In conclusion, the extended availability of different behavioral tests in rodents and zebrafish will contribute to a better understanding of the functional repair of visual functions, as they functionally complement the data from morphological studies. Insights gained from behavioral tests might be of great interest to further explore the regenerative potential of certain molecules and pathways after optic nerve injury and in related neurodegenerative diseases.

Conclusion

Dysfunction of the CNS after brain injury or in neurodegenerative diseases has a significant effect on human life quality. As adult mammals lack a robust regenerative capacity, neurodegeneration in the mammalian CNS is irreversible. Much of the progress related to studying axonal regeneration comes from investigations using the retinofugal system in rodents and zebrafish. Complementary in vitro, ex vivo and in vivo approaches in the visual system enable profound investigations to elucidate the underlying mechanisms of axonal de- and regeneration. In addition, these models are amenable to test novel drug compounds or therapeutic strategies to overcome regenerative failure in the mammalian CNS. The development of higher-resolution imaging technologies, aiming to better visualize or trace regenerating axons in rodents and zebrafish, is boosting, as is the generation of novel transgenic animal lines, further simplifying and speeding up future studies on axonal regeneration.
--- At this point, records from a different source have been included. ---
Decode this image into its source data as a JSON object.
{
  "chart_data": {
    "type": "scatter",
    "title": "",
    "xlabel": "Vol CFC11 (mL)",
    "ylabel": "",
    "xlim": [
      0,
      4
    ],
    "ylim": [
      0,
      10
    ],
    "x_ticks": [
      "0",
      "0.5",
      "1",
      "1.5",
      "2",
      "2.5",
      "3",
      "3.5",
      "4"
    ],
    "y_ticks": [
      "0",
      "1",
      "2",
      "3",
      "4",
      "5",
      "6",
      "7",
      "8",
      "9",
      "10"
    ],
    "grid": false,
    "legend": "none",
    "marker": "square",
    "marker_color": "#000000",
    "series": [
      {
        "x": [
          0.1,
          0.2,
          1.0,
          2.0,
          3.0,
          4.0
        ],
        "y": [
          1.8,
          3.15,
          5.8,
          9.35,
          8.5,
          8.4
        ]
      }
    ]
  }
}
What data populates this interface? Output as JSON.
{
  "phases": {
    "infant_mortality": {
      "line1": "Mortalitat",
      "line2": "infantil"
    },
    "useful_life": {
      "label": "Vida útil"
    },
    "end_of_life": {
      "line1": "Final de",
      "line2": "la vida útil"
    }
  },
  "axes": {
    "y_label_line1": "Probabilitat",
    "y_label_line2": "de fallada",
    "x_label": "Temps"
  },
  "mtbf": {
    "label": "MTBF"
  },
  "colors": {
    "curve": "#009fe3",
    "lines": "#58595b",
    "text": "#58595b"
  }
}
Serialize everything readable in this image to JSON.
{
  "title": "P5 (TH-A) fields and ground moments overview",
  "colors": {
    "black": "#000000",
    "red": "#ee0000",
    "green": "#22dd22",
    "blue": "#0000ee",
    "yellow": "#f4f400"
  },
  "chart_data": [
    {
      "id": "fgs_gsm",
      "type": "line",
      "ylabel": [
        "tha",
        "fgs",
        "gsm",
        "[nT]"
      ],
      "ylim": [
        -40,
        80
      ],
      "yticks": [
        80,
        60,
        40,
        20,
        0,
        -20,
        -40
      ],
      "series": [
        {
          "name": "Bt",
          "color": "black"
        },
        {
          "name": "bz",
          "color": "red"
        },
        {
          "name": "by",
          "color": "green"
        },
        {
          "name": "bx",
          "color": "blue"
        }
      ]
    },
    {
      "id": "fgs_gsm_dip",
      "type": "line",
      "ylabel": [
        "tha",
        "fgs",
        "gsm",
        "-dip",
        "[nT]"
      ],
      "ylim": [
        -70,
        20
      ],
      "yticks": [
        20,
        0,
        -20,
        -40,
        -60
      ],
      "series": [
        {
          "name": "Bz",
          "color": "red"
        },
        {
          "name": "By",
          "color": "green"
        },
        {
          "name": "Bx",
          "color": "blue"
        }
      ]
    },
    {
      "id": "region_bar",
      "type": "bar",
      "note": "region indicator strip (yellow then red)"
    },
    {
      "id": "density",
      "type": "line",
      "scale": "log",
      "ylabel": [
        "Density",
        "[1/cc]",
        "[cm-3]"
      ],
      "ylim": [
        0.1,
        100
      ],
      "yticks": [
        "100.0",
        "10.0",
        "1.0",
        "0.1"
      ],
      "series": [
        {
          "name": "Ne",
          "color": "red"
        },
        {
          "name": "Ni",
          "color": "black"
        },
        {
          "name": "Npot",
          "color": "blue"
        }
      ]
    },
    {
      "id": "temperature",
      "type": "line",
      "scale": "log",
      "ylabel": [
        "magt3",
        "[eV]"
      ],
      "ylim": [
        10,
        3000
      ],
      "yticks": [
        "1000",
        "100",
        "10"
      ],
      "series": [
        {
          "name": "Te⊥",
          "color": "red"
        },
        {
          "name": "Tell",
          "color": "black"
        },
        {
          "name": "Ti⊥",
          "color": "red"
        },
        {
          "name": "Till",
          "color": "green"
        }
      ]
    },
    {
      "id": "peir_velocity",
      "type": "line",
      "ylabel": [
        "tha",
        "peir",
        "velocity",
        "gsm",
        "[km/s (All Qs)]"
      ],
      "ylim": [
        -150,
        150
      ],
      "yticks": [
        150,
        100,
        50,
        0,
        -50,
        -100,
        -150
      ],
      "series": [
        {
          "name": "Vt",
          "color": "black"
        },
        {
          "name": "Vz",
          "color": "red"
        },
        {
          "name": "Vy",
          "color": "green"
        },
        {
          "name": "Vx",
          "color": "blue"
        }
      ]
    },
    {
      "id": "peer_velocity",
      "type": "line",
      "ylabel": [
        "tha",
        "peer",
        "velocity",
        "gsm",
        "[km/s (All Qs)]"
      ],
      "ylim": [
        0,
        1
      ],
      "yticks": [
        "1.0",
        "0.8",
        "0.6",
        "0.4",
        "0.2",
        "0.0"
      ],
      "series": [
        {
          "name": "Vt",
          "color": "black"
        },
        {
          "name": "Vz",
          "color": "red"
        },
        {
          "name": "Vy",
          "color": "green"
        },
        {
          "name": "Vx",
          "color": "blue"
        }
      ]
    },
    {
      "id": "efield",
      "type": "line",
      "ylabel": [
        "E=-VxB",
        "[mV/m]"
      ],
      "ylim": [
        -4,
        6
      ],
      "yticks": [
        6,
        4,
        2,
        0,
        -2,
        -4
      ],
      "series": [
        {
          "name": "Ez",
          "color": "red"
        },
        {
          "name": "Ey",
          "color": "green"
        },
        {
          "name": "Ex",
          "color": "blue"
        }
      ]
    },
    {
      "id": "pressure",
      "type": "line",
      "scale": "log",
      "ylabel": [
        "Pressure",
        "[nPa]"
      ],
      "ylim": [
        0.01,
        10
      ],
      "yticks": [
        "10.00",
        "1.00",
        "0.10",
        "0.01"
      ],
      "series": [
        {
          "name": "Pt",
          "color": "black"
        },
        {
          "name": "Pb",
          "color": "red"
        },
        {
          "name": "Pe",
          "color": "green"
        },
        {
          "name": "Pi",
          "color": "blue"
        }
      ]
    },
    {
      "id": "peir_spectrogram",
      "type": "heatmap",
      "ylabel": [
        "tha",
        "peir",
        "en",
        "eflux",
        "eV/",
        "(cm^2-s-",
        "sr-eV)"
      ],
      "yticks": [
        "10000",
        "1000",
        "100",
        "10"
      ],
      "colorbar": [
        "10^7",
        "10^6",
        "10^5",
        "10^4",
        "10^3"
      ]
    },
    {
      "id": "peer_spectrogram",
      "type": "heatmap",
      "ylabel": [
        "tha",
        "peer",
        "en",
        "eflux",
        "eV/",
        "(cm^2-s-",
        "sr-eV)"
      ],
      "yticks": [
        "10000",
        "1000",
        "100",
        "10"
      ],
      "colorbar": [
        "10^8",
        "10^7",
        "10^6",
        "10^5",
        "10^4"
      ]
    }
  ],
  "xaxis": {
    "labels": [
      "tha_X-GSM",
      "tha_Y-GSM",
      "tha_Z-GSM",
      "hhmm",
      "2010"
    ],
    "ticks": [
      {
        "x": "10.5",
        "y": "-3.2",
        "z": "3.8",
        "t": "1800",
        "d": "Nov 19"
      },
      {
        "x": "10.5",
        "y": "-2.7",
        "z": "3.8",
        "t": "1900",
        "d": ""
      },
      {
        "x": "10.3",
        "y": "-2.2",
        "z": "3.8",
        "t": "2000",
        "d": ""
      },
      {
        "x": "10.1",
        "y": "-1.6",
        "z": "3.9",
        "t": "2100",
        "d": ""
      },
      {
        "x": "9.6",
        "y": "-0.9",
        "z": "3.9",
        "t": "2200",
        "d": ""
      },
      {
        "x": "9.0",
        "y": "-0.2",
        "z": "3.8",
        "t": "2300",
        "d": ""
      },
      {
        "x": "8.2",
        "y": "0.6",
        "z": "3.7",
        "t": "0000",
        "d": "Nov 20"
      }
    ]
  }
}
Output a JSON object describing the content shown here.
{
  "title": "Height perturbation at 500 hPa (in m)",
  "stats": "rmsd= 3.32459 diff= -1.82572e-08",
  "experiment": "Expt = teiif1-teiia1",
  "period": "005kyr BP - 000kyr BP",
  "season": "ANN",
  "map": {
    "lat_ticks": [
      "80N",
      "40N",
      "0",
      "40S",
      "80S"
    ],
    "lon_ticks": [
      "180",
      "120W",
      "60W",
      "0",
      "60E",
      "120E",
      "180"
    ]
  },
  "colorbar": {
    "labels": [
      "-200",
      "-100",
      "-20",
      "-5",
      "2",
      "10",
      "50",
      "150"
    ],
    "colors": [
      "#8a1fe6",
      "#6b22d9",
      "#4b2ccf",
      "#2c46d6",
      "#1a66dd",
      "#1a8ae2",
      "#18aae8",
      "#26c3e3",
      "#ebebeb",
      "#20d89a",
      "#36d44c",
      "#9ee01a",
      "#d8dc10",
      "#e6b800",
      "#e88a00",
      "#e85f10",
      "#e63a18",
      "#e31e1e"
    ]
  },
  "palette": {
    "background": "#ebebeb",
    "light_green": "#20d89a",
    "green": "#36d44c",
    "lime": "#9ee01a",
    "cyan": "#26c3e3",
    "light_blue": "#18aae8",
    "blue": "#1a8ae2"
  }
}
Notably, these novel tools should also allow a better investigation on axonal guidance mechanisms and growth cone dynamics, which is currently, next to long-distance regeneration, a major hurdle for proper target innervation. Finally, the continued development of fast and clear assays to evaluate functional visual recovery after optic nerve injury in different model organisms will contribute to a better understanding of the multifactorial causes underlying the limited regenerative capacity in the mammalian CNS and to our search for novel integrative treatment strategies.